Feb. 12, Tucker left Colorado football to take over as the head coach at Michigan State.  Eleven days later, Dorrell was the surprise hire as Tucker’s replacement.  Dorrell’s first hirings four days his official hiring will actually be retentions as the program announced that four of Tucker’s former assistants will remain as part of the new coaching staff.

Those four are:

  • Darrin Chiaverini (wide receivers coach/assistant head coach under Tucker)
  • Darian Hagan (running backs coach)
  • Brian Michalowski (outside linebackers)
  • Tyson Summers (defensive coordinator/safeties)
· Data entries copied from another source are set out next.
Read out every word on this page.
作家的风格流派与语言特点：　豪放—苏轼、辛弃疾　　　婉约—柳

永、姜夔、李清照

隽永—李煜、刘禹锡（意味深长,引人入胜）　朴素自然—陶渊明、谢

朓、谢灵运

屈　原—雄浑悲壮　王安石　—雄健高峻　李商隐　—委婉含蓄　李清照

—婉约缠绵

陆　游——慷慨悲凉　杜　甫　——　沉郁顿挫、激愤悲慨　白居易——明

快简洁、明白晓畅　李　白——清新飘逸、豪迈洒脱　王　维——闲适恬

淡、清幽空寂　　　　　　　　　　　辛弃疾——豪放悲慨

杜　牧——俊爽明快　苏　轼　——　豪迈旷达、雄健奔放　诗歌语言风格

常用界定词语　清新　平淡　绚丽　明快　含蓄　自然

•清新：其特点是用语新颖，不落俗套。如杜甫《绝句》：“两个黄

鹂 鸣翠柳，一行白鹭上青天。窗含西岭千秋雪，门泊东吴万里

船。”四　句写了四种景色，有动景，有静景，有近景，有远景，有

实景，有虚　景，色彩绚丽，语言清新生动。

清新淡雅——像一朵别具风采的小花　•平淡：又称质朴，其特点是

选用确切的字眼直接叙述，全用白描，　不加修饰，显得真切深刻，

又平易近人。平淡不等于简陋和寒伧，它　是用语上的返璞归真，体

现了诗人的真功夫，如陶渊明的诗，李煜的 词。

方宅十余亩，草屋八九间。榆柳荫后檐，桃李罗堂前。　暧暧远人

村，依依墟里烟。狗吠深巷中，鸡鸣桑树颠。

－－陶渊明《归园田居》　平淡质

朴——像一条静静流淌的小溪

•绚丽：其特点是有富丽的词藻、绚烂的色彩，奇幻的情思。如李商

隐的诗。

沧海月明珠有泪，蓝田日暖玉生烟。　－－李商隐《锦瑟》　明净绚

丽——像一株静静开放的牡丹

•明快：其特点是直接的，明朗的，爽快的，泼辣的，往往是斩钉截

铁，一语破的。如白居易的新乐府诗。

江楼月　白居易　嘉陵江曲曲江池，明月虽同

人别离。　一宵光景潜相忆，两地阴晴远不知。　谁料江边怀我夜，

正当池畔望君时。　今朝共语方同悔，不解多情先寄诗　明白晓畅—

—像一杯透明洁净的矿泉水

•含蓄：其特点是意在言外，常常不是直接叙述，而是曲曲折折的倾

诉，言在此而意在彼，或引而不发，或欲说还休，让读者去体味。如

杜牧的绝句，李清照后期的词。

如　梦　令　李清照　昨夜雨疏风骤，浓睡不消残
According to the release from Colorado football, the holdovers’ “exact responsibilities will be determined once the remaining six assistant positions are filled, which Dorrell hopes to conclude sometime early next week.” It’s believed that Chiaverini will serve as Dorrell’s offensive coordinator, although, obviously, that hasn’t yet been confirmed.

“It’s always important if you can maintain some continuity during a coaching change,” the new Colorado football head coach said in a statement. “I’ve been around enough college and professional teams where doing so offers some stability. I had great conversations with all four and while I haven’t determined their exact roles as of yet, I am excited that we share the same goals and vision for the program. I am excited about all four and am looking forward to working with them.”

Both Chiaverini and Hagans have been a part of the Colorado football program for the past four seasons.  Both Summers and Michalowski were in their first years in Boulder.

Prior to his departure for East Lansing, Tucker had just completed his first season in Boulder, going 5-7.  Since a 10-4 2016 season, the Buffaloes have gone 5-7 each of the past three seasons.  That 2016 season is the program’s only winning record since 2005.